Notably, the GPEI has an inherently American flair. Consider its four founders: WHO, Rotary International, the US Centers for Disease Control and Prevention (CDC), and the United Nations Children’s Fund (UNICEF). Rotary and CDC have specific ties to American interests; CDC is an American institution and Rotary was founded in the United States. In general, the United States struggles to differentiate political agenda and humanitarianism. Examples of this can be found in the frequent criticism of foreign aid’s centralization in the State Department rather than USAID, or the preference of U.S. allies as aid recipients. Despite its description as “global,” polio eradication has a decidedly American kinship, birthed and nourished by U.S. donors and abused by political leaders on both sides. However, polio eradication is labeled not “American,” but “global,” and the initiative must start to reflect this distinction.

The goal of polio eradication has become increasingly intertwined with U.S. political interests. In 2011, news burst that the CIA had used a fake polio vaccination team to gain access to the Bin Laden compound in order to collect information. Given that the United States and Pakistan wrestle with such a uniquely strained relationship, this act was detrimental to relations between American humanitarians and the Pakistani people. The repercussions of this mission have been drastic, with a marked increase in polio violence since the leak. Furthermore, Taliban leaders have banned polio vaccinations in certain regions as a protest against U.S. drone strikes. Polio has descended from its humanitarian sacredness to the dredges of political violence, and we have been the ones pulling it down.

This January, as the GPEI geared up to celebrate the declaration of India as polio free, three polio vaccination workers were killed in a shooting in Peshawar, the latest in a series of violent acts toward polio vaccination teams.
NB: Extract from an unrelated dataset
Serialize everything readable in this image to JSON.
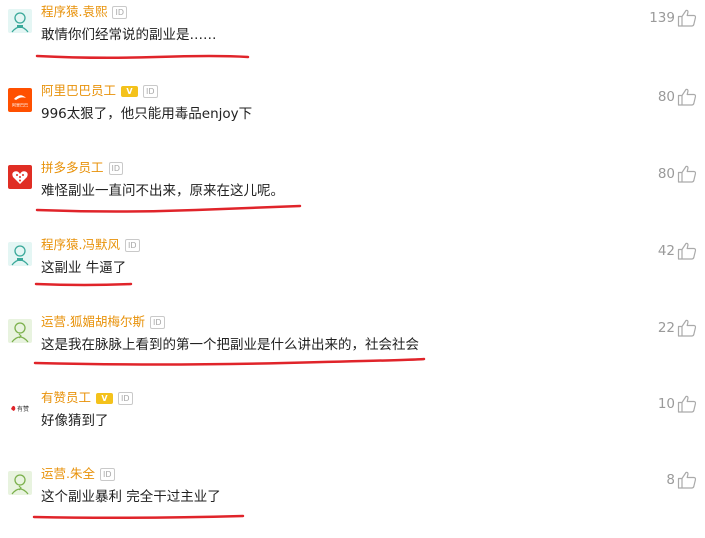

Perhaps the fault lies with the American approach to polio vaccination and humanitarian efforts in general, not just Pakistani extremists.

This instance of violence is among several others that indicate mounting hostility toward the GPEI—a hostility that initially seems nonsensical given the initiative’s humanitarian mission. Health workers in Pakistan, one of three countries where polio remains endemic, are struggling to realize the goal of a polio-free world amidst resistance to vaccination and mounting violence against vaccination workers. The stakes for polio in Pakistan are high for the GPEI’s ultimate goal of eradication: progress in Afghanistan will be nearly impossible due to migration if polio in Pakistan remains endemic. Not only do vaccinators struggle with the conventional difficulties of vaccination (resources, lack of visible positive outcome, etc.), but now they also must combat recent rumors of vaccination as a tool to secretly sterilize Muslim children.

Polio eradication’s situation as a project funded principally by American donors, organized by American institutions, and used to the advantage of American interests is currently paralyzing vaccination efforts. While the efforts by U.S. citizens and government organizations are noble, they are American efforts and foremost American efforts; therein lies the problem. Politicization of polio is perhaps symptomatic of the fact that polio eradication is an innately American effort. The consequential political violence is rendering the fight against polio asymptotical, and is even resulting in polio cases cropping up in formerly polio-free Syria. Globalizing the polio eradication effort is essential to the de-politicization of the initiative and the ultimate goal of a polio-free world.